I was disappointed in The Grudge primarily because the plot just didn’t seem to add up; why was Kayako the spirit who was wreaking havoc? Shouldn’t it have been the husband? Granted, she was a terrifying figure, but the only reason I can offer for her horror is the fact that she was an obsessive person. She committed her energies to stalking a person she did not even know, and it led to her death. Her life was consumed with the hunt for a person she desired, and it could be possible that this obsessive behavior translated into the afterlife. Instead of love, she sought other things like pain and murder.

I don’t even buy this, though. The husband remains such a small figure; we only see him in photographs (on maybe just three occasions?) and in a short flashback relaying the discovery of his wife’s shrine and her murder. To me, it feels like there was a deliberate attempt to portray Kayako as the terrifying creature, and the reasons behind that decision are never made apparent to me.

The words of so many male horror directors keep popping up in my mind. Argento said he’d prefer to watch the murder of a pretty woman to that of an ugly man. De Palma claimed that the reason why female victims work better than male victims is because “you fear more for her than you would for a husky man.” And then Hitchcock: “Torture the women!” Obviously, women lend themselves to being ideal victims, but do they also make for the best monsters? Carol Clover argues that the Final Girl in slasher films is often masculinized, and that the serial killers are feminized men. I realize that The Grudge is not a slasher film, but I find myself wondering if there is actually something masculine in Kayako’s character, which allows her to be so terrifying in the film. The husband’s spirit is weak in comparison with her, and he is the one we would really expect to be vengeful. What is suggested by the fact that the woman is the source of terror and agony when she seemingly has no grudge to hold?

Posted by Kate Cielinski at October 24, 2004 10:23 AM
Comments

Is there any beliefs or possibilities that one day there might just be a doom's day for the whole world. That we all could experince the horror of the living dead?

Posted by: brandon salkil at January 1, 2005 7:25 PM

Men are sympathetic to women in a way we are not to other men.

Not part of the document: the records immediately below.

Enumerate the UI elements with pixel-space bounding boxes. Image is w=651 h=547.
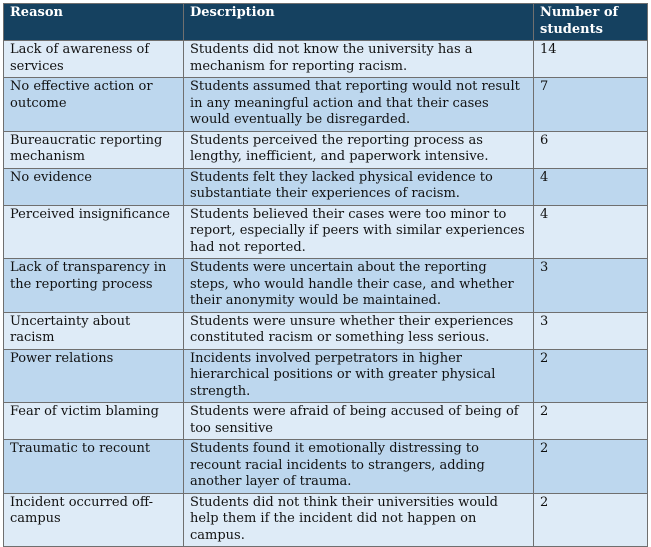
table-row: Lack of transparency in the reporting pr… — [3, 258, 648, 313]
table-row: Uncertainty about racism Students were u… — [3, 311, 648, 350]
count-cell: 3 — [533, 311, 648, 350]
description-cell: Students were uncertain about the report… — [183, 258, 534, 313]
header-reason: Reason — [3, 3, 184, 41]
header-description: Description — [183, 3, 534, 41]
reason-cell: Lack of transparency in the reporting pr… — [3, 258, 184, 313]
description-cell: Students were unsure whether their exper… — [183, 311, 534, 350]
count-cell: 7 — [533, 77, 648, 132]
description-cell: Students felt they lacked physical evide… — [183, 167, 534, 206]
reason-cell: Power relations — [3, 348, 184, 403]
table-row: Lack of awareness of services Students d… — [3, 40, 648, 78]
description-cell: Students did not think their universitie… — [183, 492, 534, 547]
table-row: Incident occurred off-campus Students di… — [3, 492, 648, 547]
count-cell: 3 — [533, 258, 648, 313]
table-row: Perceived insignificance Students believ… — [3, 204, 648, 259]
table-row: Power relations Incidents involved perpe… — [3, 348, 648, 403]
table-row: No effective action or outcome Students … — [3, 77, 648, 132]
header-count: Number of students — [533, 3, 648, 41]
table-row: Traumatic to recount Students found it e… — [3, 439, 648, 494]
reason-cell: No evidence — [3, 167, 184, 206]
count-cell: 2 — [533, 439, 648, 494]
reason-cell: Uncertainty about racism — [3, 311, 184, 350]
count-cell: 6 — [533, 130, 648, 169]
reason-cell: Lack of awareness of services — [3, 40, 184, 78]
description-cell: Students perceived the reporting process… — [183, 130, 534, 169]
description-cell: Students found it emotionally distressin… — [183, 439, 534, 494]
reason-cell: Incident occurred off-campus — [3, 492, 184, 547]
count-cell: 2 — [533, 492, 648, 547]
description-cell: Students believed their cases were too m… — [183, 204, 534, 259]
table-row: No evidence Students felt they lacked ph… — [3, 167, 648, 206]
count-cell: 14 — [533, 40, 648, 78]
description-cell: Incidents involved perpetrators in highe… — [183, 348, 534, 403]
reason-cell: Traumatic to recount — [3, 439, 184, 494]
reason-cell: No effective action or outcome — [3, 77, 184, 132]
reason-cell: Perceived insignificance — [3, 204, 184, 259]
reason-cell: Fear of victim blaming — [3, 402, 184, 440]
description-cell: Students assumed that reporting would no… — [183, 77, 534, 132]
table-row: Fear of victim blaming Students were afr… — [3, 402, 648, 440]
description-cell: Students were afraid of being accused of… — [183, 402, 534, 440]
reasons-table: Reason Description Number of students La… — [3, 3, 648, 547]
table-row: Bureaucratic reporting mechanism Student… — [3, 130, 648, 169]
header-row: Reason Description Number of students — [3, 3, 648, 41]
count-cell: 2 — [533, 402, 648, 440]
count-cell: 4 — [533, 167, 648, 206]
description-cell: Students did not know the university has… — [183, 40, 534, 78]
count-cell: 2 — [533, 348, 648, 403]
count-cell: 4 — [533, 204, 648, 259]
reason-cell: Bureaucratic reporting mechanism — [3, 130, 184, 169]
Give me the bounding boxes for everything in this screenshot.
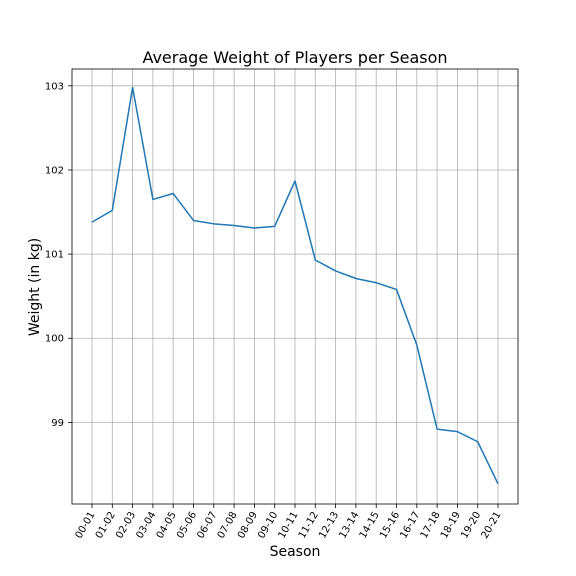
y-tick-label: 103 [45, 81, 64, 92]
y-tick-label: 100 [45, 334, 64, 345]
y-tick-label: 101 [45, 250, 64, 261]
chart-title: Average Weight of Players per Season [142, 48, 447, 67]
y-tick-label: 99 [51, 418, 64, 429]
x-tick-label: 20-21 [480, 510, 504, 541]
grid [72, 69, 518, 504]
y-axis: 99 100 101 102 103 [45, 81, 72, 429]
x-axis: 00-0101-0202-0303-0404-0505-0606-0707-08… [74, 504, 504, 541]
y-axis-label: Weight (in kg) [27, 238, 43, 336]
series-line [91, 86, 499, 485]
x-axis-label: Season [270, 544, 321, 560]
y-tick-label: 102 [45, 165, 64, 176]
plot-area [91, 86, 499, 485]
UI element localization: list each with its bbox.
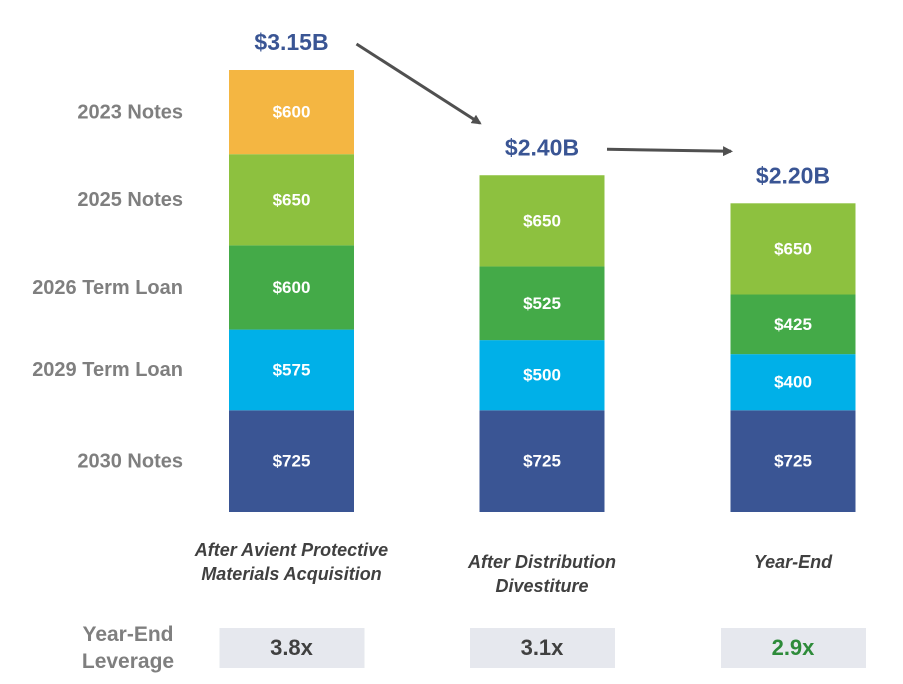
series-label: 2023 Notes [77, 101, 183, 123]
series-label: 2025 Notes [77, 189, 183, 211]
leverage-box [721, 628, 866, 668]
leverage-value: 3.1x [521, 635, 565, 660]
total-label: $2.20B [756, 162, 830, 188]
segment-label: $500 [523, 366, 561, 385]
bar-segment [479, 266, 605, 341]
leverage-box [219, 628, 365, 668]
segment-label: $650 [523, 211, 561, 230]
series-label: 2029 Term Loan [32, 359, 183, 381]
leverage-box [470, 628, 615, 668]
segment-label: $525 [523, 294, 561, 313]
bar-segment [730, 410, 856, 512]
segment-label: $650 [774, 239, 812, 258]
category-label: After Avient Protective Materials Acquis… [194, 540, 389, 584]
category-label: After Distribution Divestiture [468, 552, 616, 596]
category-label: Year-End [753, 552, 833, 572]
bar-segment [730, 203, 856, 295]
bar-segment [229, 70, 354, 155]
series-label: 2026 Term Loan [32, 277, 183, 299]
segment-label: $725 [273, 452, 311, 471]
bar-segment [229, 329, 354, 411]
segment-label: $725 [523, 452, 561, 471]
total-label: $2.40B [505, 134, 579, 160]
bar-segment [479, 410, 605, 512]
segment-label: $400 [774, 373, 812, 392]
leverage-label: Year-End Leverage [81, 623, 175, 673]
segment-label: $725 [774, 452, 812, 471]
segment-label: $650 [273, 190, 311, 209]
series-label: 2030 Notes [77, 450, 183, 472]
leverage-value: 3.8x [270, 635, 314, 660]
bar-segment [229, 154, 354, 246]
bar-segment [229, 245, 354, 330]
trend-arrow [606, 146, 733, 157]
segment-label: $425 [774, 315, 812, 334]
trend-arrow [355, 42, 482, 125]
bar-segment [229, 410, 354, 512]
bar-segment [730, 294, 856, 355]
bar-segment [479, 175, 605, 267]
segment-label: $600 [273, 278, 311, 297]
bar-segment [479, 340, 605, 411]
total-label: $3.15B [254, 29, 328, 55]
leverage-value: 2.9x [772, 635, 816, 660]
bar-segment [730, 354, 856, 411]
segment-label: $600 [273, 103, 311, 122]
segment-label: $575 [273, 360, 311, 379]
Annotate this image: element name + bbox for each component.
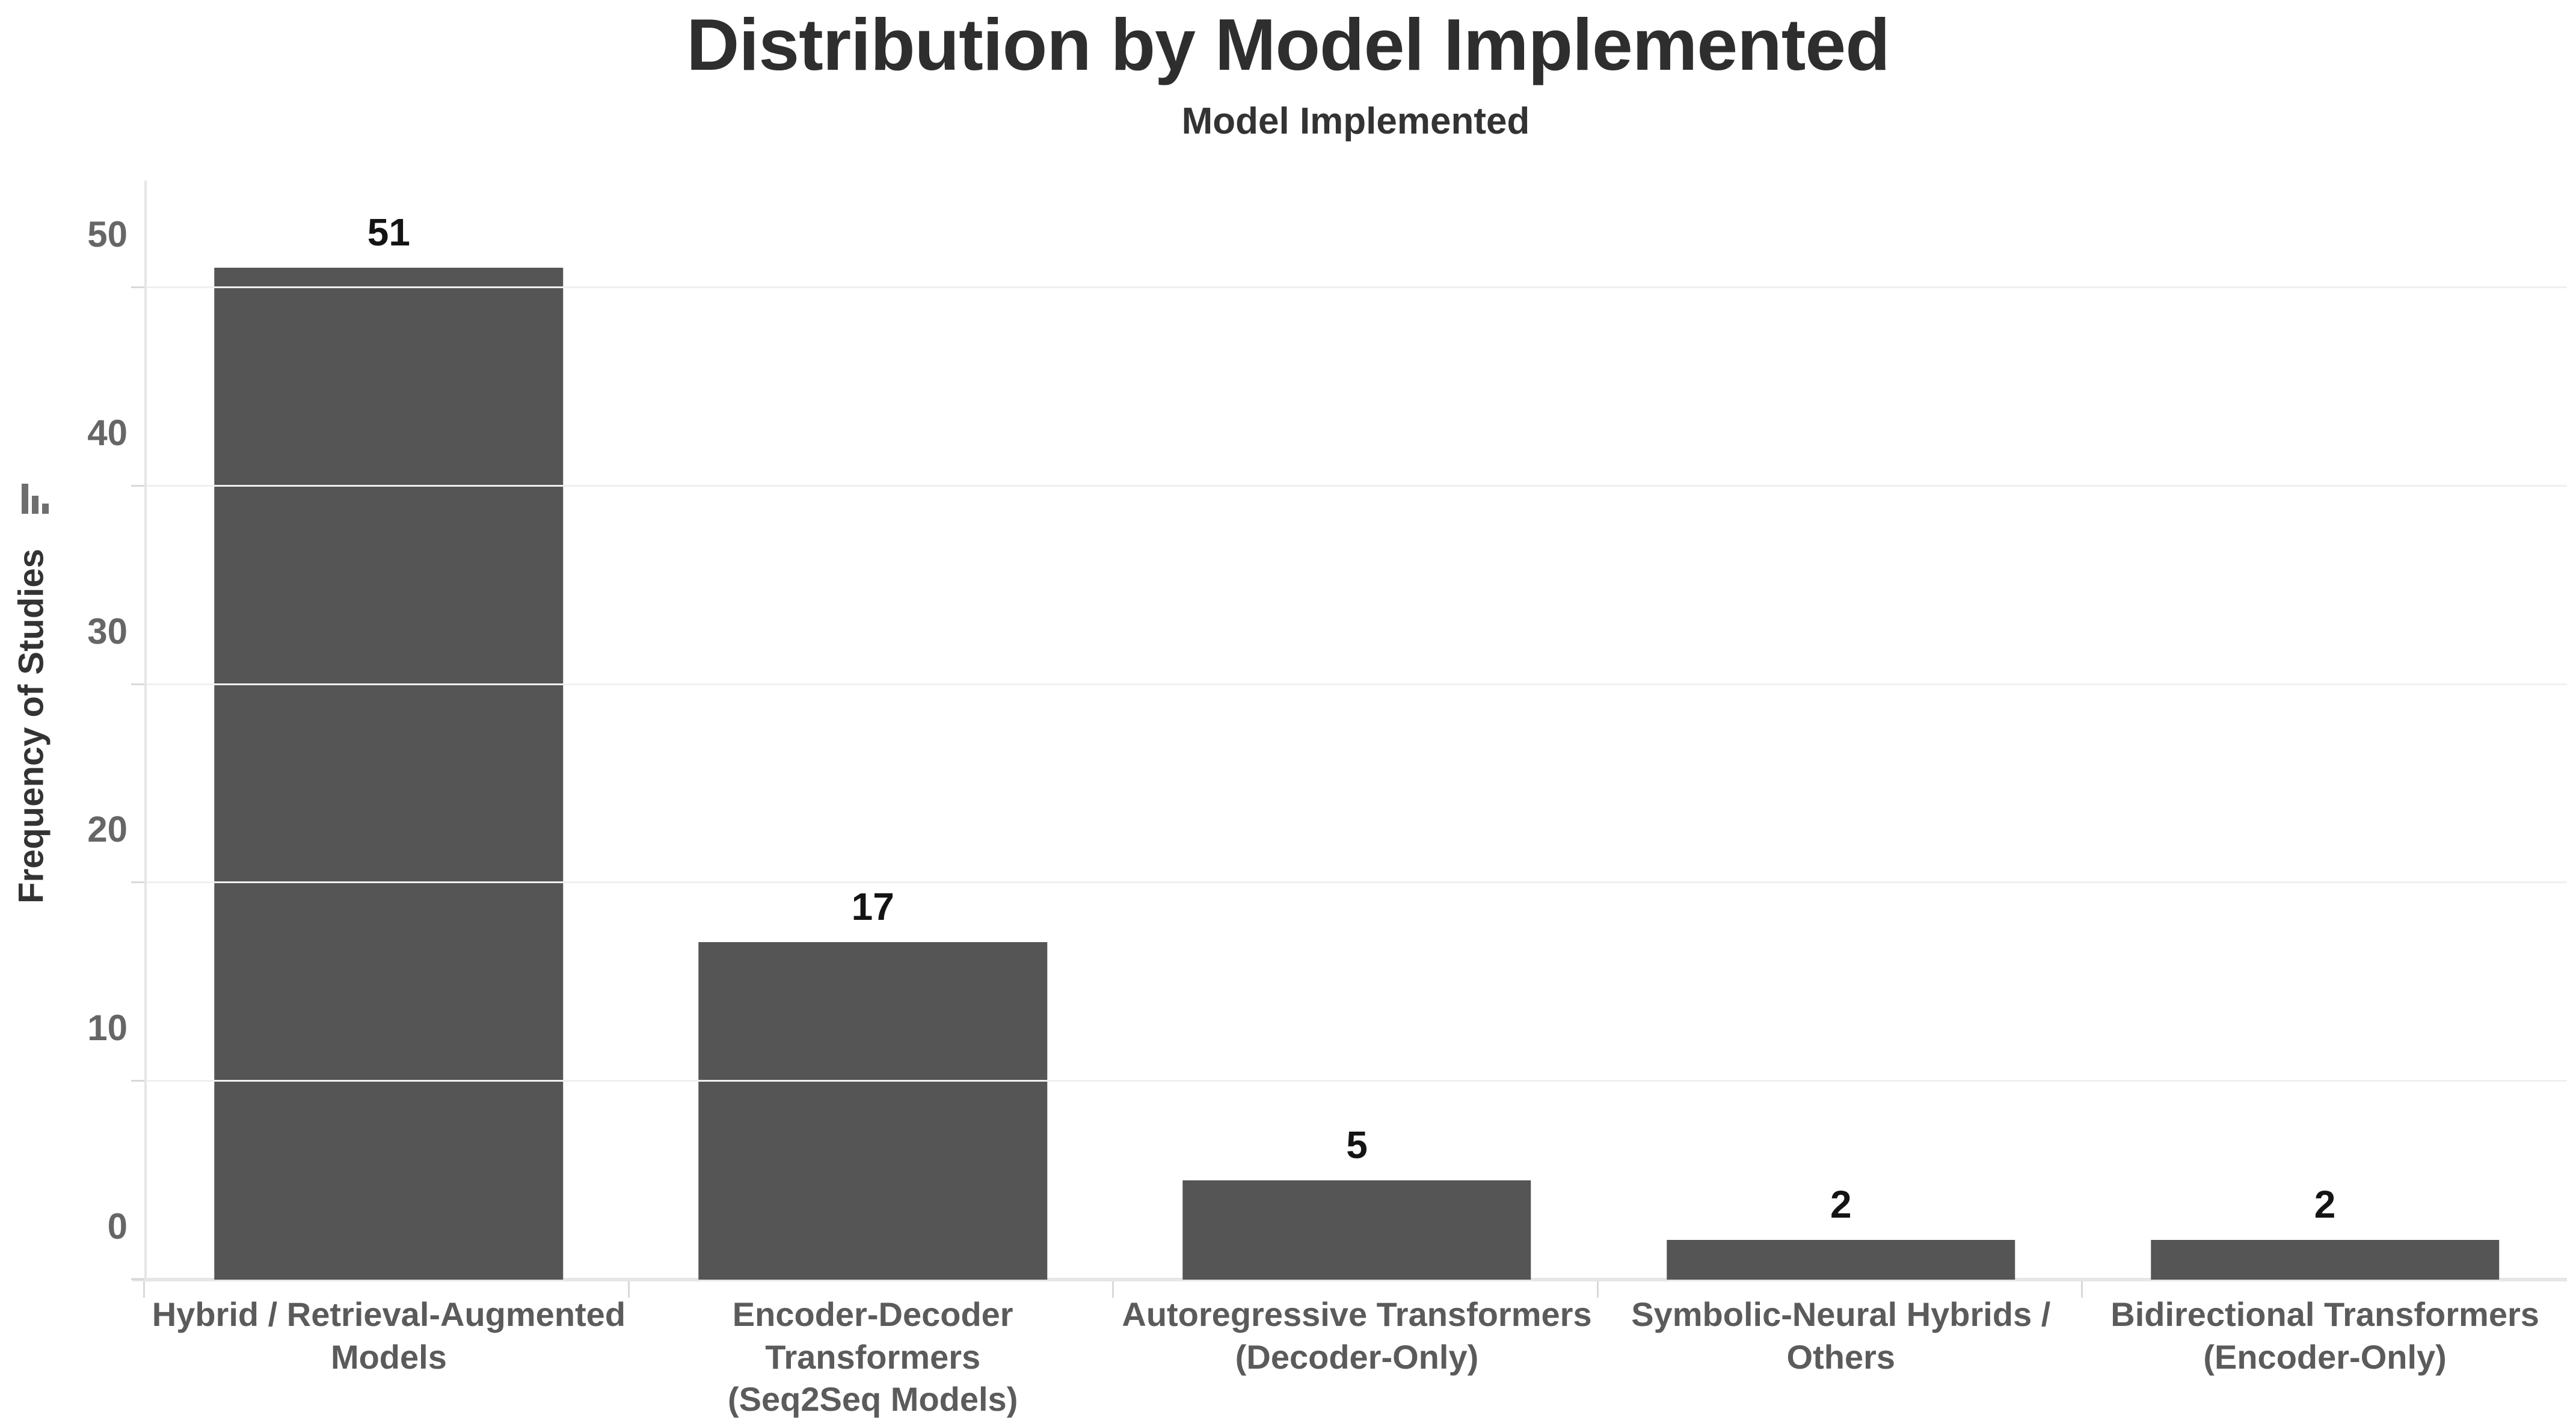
bar-band: 51 [147,180,631,1280]
y-tick-mark [131,484,144,487]
sort-icon-bar [32,496,38,514]
bar-band: 17 [631,180,1115,1280]
category-label-line: Models [330,1337,447,1376]
chart-title: Distribution by Model Implemented [686,4,1890,85]
bar-band: 5 [1115,180,1599,1280]
x-axis-labels: Hybrid / Retrieval-Augmented Models Encode… [147,1293,2567,1421]
category-label-line: Hybrid / Retrieval-Augmented [152,1295,626,1333]
y-tick-mark [131,1080,144,1082]
y-tick-label: 50 [87,214,128,255]
category-label-line: Symbolic-Neural Hybrids / [1631,1295,2051,1333]
bar-4[interactable] [1667,1240,2015,1280]
chart-subtitle: Model Implemented [1181,100,1530,142]
bar-bands: 51 17 5 2 2 [147,180,2567,1280]
category-label-line: Bidirectional Transformers [2110,1295,2539,1333]
category-label-line: Autoregressive Transformers [1122,1295,1592,1333]
bar-value-label: 5 [1346,1123,1368,1167]
sort-descending-bars-icon[interactable] [22,481,52,514]
gridline-40 [147,484,2567,487]
category-label-line: (Encoder-Only) [2203,1337,2447,1376]
y-axis-line [144,180,147,1280]
y-tick-label: 10 [87,1008,128,1049]
sort-icon-bar [22,484,28,514]
category-label-3: Autoregressive Transformers (Decoder-Only… [1115,1293,1599,1421]
plot-area: 51 17 5 2 2 0 10 20 30 40 50 [87,180,2567,1298]
x-tick-mark [1112,1281,1114,1298]
x-tick-mark [143,1281,145,1298]
y-tick-mark [131,1278,144,1280]
bar-value-label: 2 [1830,1183,1852,1227]
category-label-line: (Decoder-Only) [1235,1337,1479,1376]
y-tick-mark [131,286,144,289]
x-axis-line [132,1278,2567,1281]
bar-value-label: 51 [367,211,410,254]
gridline-50 [147,286,2567,289]
bar-value-label: 17 [851,885,894,929]
gridline-30 [147,683,2567,685]
category-label-line: Encoder-Decoder Transformers [732,1295,1013,1376]
y-tick-mark [131,683,144,685]
bar-2[interactable] [698,942,1047,1280]
x-tick-mark [2081,1281,2083,1298]
category-label-2: Encoder-Decoder Transformers (Seq2Seq Mod… [631,1293,1115,1421]
sort-icon-bar [42,504,49,514]
category-label-line: (Seq2Seq Models) [728,1380,1018,1419]
bar-value-label: 2 [2314,1183,2336,1227]
gridline-20 [147,881,2567,884]
x-tick-mark [627,1281,630,1298]
category-label-line: Others [1786,1337,1896,1376]
bar-band: 2 [1599,180,2083,1280]
x-tick-mark [1596,1281,1599,1298]
category-label-1: Hybrid / Retrieval-Augmented Models [147,1293,631,1421]
y-tick-label: 30 [87,611,128,652]
bar-3[interactable] [1182,1180,1531,1280]
y-tick-mark [131,881,144,884]
y-tick-label: 0 [107,1206,128,1247]
category-label-5: Bidirectional Transformers (Encoder-Only) [2083,1293,2567,1421]
gridline-10 [147,1080,2567,1082]
y-tick-label: 20 [87,809,128,850]
bar-1[interactable] [214,268,564,1280]
bar-5[interactable] [2150,1240,2500,1280]
bar-band: 2 [2083,180,2567,1280]
y-tick-label: 40 [87,413,128,454]
y-axis-title: Frequency of Studies [11,549,51,904]
category-label-4: Symbolic-Neural Hybrids / Others [1599,1293,2083,1421]
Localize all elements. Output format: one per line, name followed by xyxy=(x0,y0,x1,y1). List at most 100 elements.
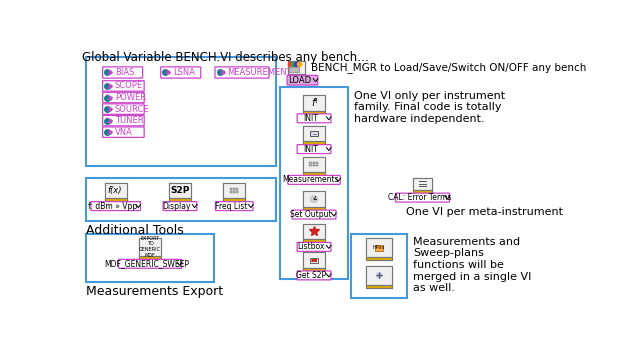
Bar xyxy=(303,126,325,145)
FancyBboxPatch shape xyxy=(297,242,331,251)
Text: CAL: Error Terms: CAL: Error Terms xyxy=(388,193,451,202)
Text: Get S2P: Get S2P xyxy=(296,271,326,280)
Text: Global Variable BENCH.VI describes any bench…: Global Variable BENCH.VI describes any b… xyxy=(83,51,369,64)
Bar xyxy=(236,191,239,193)
Bar xyxy=(280,87,348,279)
Bar xyxy=(223,198,245,201)
Text: BIAS: BIAS xyxy=(115,68,134,77)
Circle shape xyxy=(310,195,318,203)
Text: Set Output: Set Output xyxy=(290,210,332,219)
Bar xyxy=(316,162,318,164)
Bar xyxy=(288,61,305,74)
FancyBboxPatch shape xyxy=(288,175,340,184)
Bar xyxy=(413,177,432,190)
Text: SCOPE: SCOPE xyxy=(115,81,143,90)
Text: One VI per meta-instrument: One VI per meta-instrument xyxy=(406,207,563,217)
Text: HPxx: HPxx xyxy=(373,245,385,250)
Bar xyxy=(289,67,298,72)
Text: Additional Tools: Additional Tools xyxy=(86,224,184,237)
Bar xyxy=(105,198,127,201)
Text: fⁱ: fⁱ xyxy=(312,98,317,108)
Bar xyxy=(366,257,392,260)
Bar xyxy=(303,172,325,175)
Bar xyxy=(230,188,232,190)
Text: POWER: POWER xyxy=(115,93,146,102)
Bar xyxy=(366,266,392,288)
FancyBboxPatch shape xyxy=(91,202,140,211)
FancyBboxPatch shape xyxy=(216,202,253,211)
Bar xyxy=(303,224,325,242)
FancyBboxPatch shape xyxy=(161,67,201,78)
FancyBboxPatch shape xyxy=(215,67,269,78)
Bar xyxy=(303,141,325,145)
Bar xyxy=(140,256,161,259)
Bar xyxy=(233,191,236,193)
Bar xyxy=(303,111,325,114)
Bar xyxy=(303,268,325,271)
Text: INIT: INIT xyxy=(303,114,318,123)
Text: Freq List: Freq List xyxy=(215,202,248,211)
Bar xyxy=(366,266,392,285)
Text: Listbox: Listbox xyxy=(297,242,324,251)
Bar xyxy=(86,234,214,282)
Bar xyxy=(140,238,161,259)
FancyBboxPatch shape xyxy=(163,202,197,211)
Text: Measurements Export: Measurements Export xyxy=(86,285,223,298)
Text: !: ! xyxy=(315,99,318,104)
Text: VNA: VNA xyxy=(115,128,132,137)
Bar xyxy=(366,285,392,288)
Text: Measurements: Measurements xyxy=(283,175,339,185)
Text: ▪▪: ▪▪ xyxy=(310,257,318,262)
Bar xyxy=(309,165,312,166)
Bar xyxy=(310,131,318,136)
Bar xyxy=(303,191,325,207)
FancyBboxPatch shape xyxy=(297,114,331,123)
Text: Display: Display xyxy=(163,202,191,211)
Text: Measurements and
Sweep-plans
functions will be
merged in a single VI
as well.: Measurements and Sweep-plans functions w… xyxy=(413,237,532,293)
Bar xyxy=(105,183,127,201)
Bar xyxy=(233,188,236,190)
Text: S2P: S2P xyxy=(170,186,189,195)
FancyBboxPatch shape xyxy=(118,260,182,268)
Bar xyxy=(169,198,191,201)
FancyBboxPatch shape xyxy=(102,67,143,78)
Bar xyxy=(316,165,318,166)
Bar xyxy=(310,258,318,263)
FancyBboxPatch shape xyxy=(102,104,144,114)
FancyBboxPatch shape xyxy=(287,75,318,85)
Bar xyxy=(303,126,325,141)
Bar xyxy=(86,57,276,166)
Text: MEASUREMENT: MEASUREMENT xyxy=(227,68,292,77)
FancyBboxPatch shape xyxy=(292,210,336,219)
Bar xyxy=(375,245,383,251)
FancyBboxPatch shape xyxy=(102,115,144,126)
Bar xyxy=(169,183,191,201)
Text: EXPORT
TO
GENERIC
MDF: EXPORT TO GENERIC MDF xyxy=(139,236,161,258)
Text: f: dBm » Vpp: f: dBm » Vpp xyxy=(88,202,137,211)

When a women cries we feel protective. This power into mens vulnerability can be taken advantage of. A man will open himself up to a pretty little girl, let her bypass all his defenses. It is scary like swallowing a sharp piece of metal. It goes straight to where you are most vulnerable. I believe it is this mix of sympathy and fear combining to form something even worse 'sympathy for the monster' which creates the creep factor. How terrible it must feel to BE Carrie or Kayako. It's personal, touching and creepy to a man. You see how in these movies the monsters humanized and they seem more than a touch sad. But maybe these male film directors are not considering their female audience? Do women sympathize more with women or would a character like Willard, the lonely man with only rats for friends, seem more pathetic, more creepy to a women? Personally Willard seems kind of comical to me, but little girls can only be sad and scary. Even if these little girls do nothing to hurt you physically they hurt your conscious.